NLRC5 exclusively transactivates MHC class I and related genes through a distinctive SXY module

MHC class II (MHCII) genes are transactivated by the NOD-like receptor (NLR) family member CIITA, which is recruited to SXY enhancers of MHCII promoters via a DNA-binding “enhanceosome” complex. NLRC5, another NLR protein, was recently found to control transcription of MHC class I (MHCI) genes. However, detailed understanding of NLRC5’s target gene specificity and mechanism of action remained lacking. We performed ChIP-sequencing experiments to gain comprehensive information on NLRC5-regulated genes. In addition to classical MHCI genes, we exclusively identified novel targets encoding non-classical MHCI molecules having important functions in immunity and tolerance. ChIP-sequencing performed with Rfx5−/− cells, which lack the pivotal enhanceosome factor RFX5, demonstrated its strict requirement for NLRC5 recruitment. Accordingly, Rfx5-knockout mice phenocopy Nlrc5 deficiency with respect to defective MHCI expression. Analysis of B cell lines lacking RFX5, RFXAP, or RFXANK further corroborated the importance of the enhanceosome for MHCI expression. Although recruited by common DNA-binding factors, CIITA and NLRC5 exhibit non-redundant functions, shown here using double-deficient Nlrc5−/−CIIta−/− mice. These paradoxical findings were resolved by using a “de novo” motif-discovery approach showing that the SXY consensus sequence occupied by NLRC5 in vivo diverges significantly from that occupied by CIITA. These sequence differences were sufficient to determine preferential occupation and transactivation by NLRC5 or CIITA, respectively, and the S box was found to be the essential feature conferring NLRC5 specificity. These results broaden our knowledge on the transcriptional activities of NLRC5 and CIITA, revealing their dependence on shared enhanceosome factors but their recruitment to distinct enhancer motifs in vivo. Furthermore, we demonstrated selectivity of NLRC5 for genes encoding MHCI or related proteins, rendering it an attractive target for therapeutic intervention. NLRC5 and CIITA thus emerge as paradigms for a novel class of transcriptional regulators dedicated for transactivating extremely few, phylogenetically related genes.

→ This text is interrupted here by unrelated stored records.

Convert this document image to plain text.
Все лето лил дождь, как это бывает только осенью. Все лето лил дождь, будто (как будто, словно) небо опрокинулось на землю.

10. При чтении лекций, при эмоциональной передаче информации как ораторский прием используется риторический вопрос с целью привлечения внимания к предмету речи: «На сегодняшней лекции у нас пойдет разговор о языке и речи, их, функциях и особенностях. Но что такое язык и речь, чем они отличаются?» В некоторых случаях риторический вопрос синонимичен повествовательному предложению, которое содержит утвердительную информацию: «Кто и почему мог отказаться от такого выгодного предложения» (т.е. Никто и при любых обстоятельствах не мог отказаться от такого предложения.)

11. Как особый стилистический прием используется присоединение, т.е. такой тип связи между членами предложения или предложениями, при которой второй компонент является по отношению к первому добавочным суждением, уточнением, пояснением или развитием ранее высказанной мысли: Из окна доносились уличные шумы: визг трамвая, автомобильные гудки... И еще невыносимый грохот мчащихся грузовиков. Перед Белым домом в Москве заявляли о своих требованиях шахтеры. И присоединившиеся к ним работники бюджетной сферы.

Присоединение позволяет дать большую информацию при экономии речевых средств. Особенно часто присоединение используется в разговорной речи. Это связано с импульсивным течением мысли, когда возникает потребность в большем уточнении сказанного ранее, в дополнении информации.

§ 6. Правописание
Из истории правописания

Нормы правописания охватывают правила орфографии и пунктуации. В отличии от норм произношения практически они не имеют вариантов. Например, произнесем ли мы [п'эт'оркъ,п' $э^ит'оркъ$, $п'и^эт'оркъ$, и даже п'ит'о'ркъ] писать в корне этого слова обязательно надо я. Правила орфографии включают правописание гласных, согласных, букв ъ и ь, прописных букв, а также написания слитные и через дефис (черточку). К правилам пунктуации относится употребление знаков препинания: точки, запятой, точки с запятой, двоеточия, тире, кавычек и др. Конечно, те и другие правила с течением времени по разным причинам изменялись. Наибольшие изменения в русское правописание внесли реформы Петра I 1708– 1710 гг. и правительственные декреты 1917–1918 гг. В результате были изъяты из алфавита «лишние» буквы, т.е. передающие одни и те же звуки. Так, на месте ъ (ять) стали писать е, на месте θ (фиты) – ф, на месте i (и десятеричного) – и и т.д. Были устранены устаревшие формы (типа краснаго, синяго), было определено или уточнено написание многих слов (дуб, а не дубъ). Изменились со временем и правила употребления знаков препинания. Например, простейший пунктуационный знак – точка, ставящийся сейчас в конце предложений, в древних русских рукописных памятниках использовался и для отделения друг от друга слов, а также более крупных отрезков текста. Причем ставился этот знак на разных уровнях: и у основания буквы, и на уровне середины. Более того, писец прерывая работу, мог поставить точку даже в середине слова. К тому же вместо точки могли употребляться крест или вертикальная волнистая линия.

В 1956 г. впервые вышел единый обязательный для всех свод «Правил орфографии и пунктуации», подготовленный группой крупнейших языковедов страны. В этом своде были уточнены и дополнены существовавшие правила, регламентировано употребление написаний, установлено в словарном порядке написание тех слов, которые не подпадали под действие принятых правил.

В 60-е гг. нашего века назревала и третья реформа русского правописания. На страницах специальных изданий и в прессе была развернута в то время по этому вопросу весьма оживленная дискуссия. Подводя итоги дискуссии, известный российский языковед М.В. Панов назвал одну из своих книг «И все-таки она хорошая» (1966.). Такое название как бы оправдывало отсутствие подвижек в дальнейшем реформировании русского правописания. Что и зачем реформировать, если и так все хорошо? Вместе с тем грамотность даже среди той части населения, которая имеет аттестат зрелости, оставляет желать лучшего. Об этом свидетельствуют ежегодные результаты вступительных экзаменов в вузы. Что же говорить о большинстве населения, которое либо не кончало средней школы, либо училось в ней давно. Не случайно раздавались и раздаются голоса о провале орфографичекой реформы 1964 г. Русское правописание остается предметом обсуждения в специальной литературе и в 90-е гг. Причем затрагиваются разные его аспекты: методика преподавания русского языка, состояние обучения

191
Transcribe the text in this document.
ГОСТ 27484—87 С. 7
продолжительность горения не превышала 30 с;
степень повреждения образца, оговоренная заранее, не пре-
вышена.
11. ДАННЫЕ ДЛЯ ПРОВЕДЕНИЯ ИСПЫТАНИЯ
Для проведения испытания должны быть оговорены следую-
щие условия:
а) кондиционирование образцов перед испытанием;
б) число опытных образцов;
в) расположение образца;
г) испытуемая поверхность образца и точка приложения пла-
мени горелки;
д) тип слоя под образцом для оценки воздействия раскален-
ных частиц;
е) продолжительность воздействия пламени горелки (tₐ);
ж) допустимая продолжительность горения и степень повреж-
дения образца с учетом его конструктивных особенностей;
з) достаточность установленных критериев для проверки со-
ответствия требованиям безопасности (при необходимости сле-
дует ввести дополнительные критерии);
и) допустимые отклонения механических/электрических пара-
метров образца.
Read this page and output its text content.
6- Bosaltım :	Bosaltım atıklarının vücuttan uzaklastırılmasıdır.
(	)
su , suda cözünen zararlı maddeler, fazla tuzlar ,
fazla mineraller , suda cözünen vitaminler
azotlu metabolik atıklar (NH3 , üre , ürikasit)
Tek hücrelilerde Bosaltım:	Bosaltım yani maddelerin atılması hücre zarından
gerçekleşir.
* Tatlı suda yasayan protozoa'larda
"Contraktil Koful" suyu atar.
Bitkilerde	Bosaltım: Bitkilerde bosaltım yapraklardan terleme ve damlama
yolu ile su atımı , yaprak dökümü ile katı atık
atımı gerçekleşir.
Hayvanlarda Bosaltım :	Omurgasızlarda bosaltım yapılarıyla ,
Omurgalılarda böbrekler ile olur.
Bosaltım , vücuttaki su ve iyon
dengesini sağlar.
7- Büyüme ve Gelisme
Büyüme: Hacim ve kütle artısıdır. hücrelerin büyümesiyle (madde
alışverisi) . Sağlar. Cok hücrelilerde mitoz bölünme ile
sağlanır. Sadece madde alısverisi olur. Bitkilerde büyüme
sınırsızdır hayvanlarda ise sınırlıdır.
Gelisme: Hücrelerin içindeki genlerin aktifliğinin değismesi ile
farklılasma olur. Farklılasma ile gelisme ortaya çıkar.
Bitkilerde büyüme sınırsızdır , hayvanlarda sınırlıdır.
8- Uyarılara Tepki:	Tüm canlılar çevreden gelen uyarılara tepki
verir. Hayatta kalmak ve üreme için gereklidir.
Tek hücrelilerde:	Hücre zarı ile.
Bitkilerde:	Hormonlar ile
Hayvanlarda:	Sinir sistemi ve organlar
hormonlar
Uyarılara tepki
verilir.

Author Summary Major histocompatibility complex class I (MHCI) molecules are central to immunity and immunological disorders, and constitute a major obstacle in organ transplantation. It is therefore vital to gain insight into the regulation of their expression. NLRC5 was recently found to regulate MHCI gene transcription. However, we lack a thorough understanding of its target gene specificity and mechanism of action. Our work addresses these questions, delineating the unique consensus sequence required for NLRC5 recruitment and pinpointing conserved features conferring its specificity. Furthermore, through genome-wide analyses, we confirm that NLRC5 regulates classical MHCI genes and identify novel target genes, all encoding non-classical MHCI molecules exerting an array of functions in immunity and tolerance. We thereby demonstrate that NLRC5 exclusively transactivates genes of the MHCI pathway, rendering it an attractive target for future therapeutic intervention. The most striking feature of NLRC5 is its restricted and highly focused transcriptional activity, which has been described so far only for one related factor, CIITA. NLRC5 and CIITA therefore emerge as prototypes for a novel kind of extremely specific transcriptional regulator.